In the early years of Henry Shefflin’s career, he was able to watch and learn the art of free taking from DJ, who was in the prime of his career, once Brian felt Henry was ready to take on the freetaking role, he let him.

It not only gave DJ the freedom to make a bigger impact from play, but it also gave Henry the tools to become a leader in his own right in the years to come.

It’s a similar tale with TJ. What Reid learned from Shefflin was that you can make just as big of an impact by creating scores as well converting them.

That is why TJ always seems to be in the right place at the right time. He knows that if he puts himself in a position that would be of the best benefit the team, while it might not result in a score for himself that it might end up a score from someone else.
The passing of the baton from a free-taking point of view is just as important. Just as Shefflin took on the role from Carey, Reid took it on from his Shamrocks colleague.

When you are on the frees, you may not be getting as much from play, but you are still putting something on the scoreboard and your teammates can look to you if they are struggling too. It is a understated, yet crucial, type of leadership.

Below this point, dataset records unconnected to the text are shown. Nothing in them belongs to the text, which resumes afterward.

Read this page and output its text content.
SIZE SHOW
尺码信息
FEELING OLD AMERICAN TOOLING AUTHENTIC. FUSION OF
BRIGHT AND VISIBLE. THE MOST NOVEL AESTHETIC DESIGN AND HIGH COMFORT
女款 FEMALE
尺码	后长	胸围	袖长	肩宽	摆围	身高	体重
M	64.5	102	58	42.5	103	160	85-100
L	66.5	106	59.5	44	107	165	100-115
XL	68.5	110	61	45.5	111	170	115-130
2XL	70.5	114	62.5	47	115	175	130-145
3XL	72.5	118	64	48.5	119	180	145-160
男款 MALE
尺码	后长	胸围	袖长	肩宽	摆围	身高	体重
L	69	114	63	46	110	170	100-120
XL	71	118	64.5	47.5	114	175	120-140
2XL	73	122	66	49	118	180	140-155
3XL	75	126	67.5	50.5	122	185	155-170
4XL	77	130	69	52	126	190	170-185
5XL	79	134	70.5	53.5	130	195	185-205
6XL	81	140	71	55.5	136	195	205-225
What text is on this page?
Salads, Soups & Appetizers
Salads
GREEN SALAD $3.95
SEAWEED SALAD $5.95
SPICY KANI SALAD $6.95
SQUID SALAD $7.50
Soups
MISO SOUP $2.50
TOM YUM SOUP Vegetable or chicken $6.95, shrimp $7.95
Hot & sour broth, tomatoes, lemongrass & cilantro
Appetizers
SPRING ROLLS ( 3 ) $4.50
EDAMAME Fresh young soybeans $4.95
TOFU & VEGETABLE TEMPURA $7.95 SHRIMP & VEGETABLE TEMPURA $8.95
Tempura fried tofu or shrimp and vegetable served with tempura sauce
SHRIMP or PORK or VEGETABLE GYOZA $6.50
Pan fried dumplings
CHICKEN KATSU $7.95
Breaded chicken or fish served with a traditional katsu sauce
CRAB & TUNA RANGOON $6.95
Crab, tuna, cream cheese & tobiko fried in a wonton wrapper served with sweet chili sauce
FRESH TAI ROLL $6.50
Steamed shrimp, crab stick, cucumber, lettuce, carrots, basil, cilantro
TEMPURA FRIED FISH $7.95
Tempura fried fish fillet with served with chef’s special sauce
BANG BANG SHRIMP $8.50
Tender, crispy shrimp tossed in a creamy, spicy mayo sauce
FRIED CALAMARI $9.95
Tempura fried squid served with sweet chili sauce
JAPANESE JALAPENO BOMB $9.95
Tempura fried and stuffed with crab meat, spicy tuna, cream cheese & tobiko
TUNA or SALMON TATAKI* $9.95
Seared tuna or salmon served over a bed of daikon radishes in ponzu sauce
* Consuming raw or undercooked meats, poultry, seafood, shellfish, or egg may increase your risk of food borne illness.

That leads on to another candidate, one who emerged from the county scene in the last year. Eoin Cody came on in the final round game in this year’s league against Laois and made a massive impact. He contributed one goal and eight points in that game, but most crucially, stepped into the freetakers role and made it his own. He even scored a penalty for good measure. His assured performance have ensured that he will be one to watch as the search for Kilkenny’s next talisman continues.

No matter who takes on the mantle, be it Blanchfield or Cody - or even someone we haven’t mentioned - it must be said that they will have been given a comprehensive education on leadership from those who have gone before them.

They will carry on the torch in pursuit of more success for Kilkenny.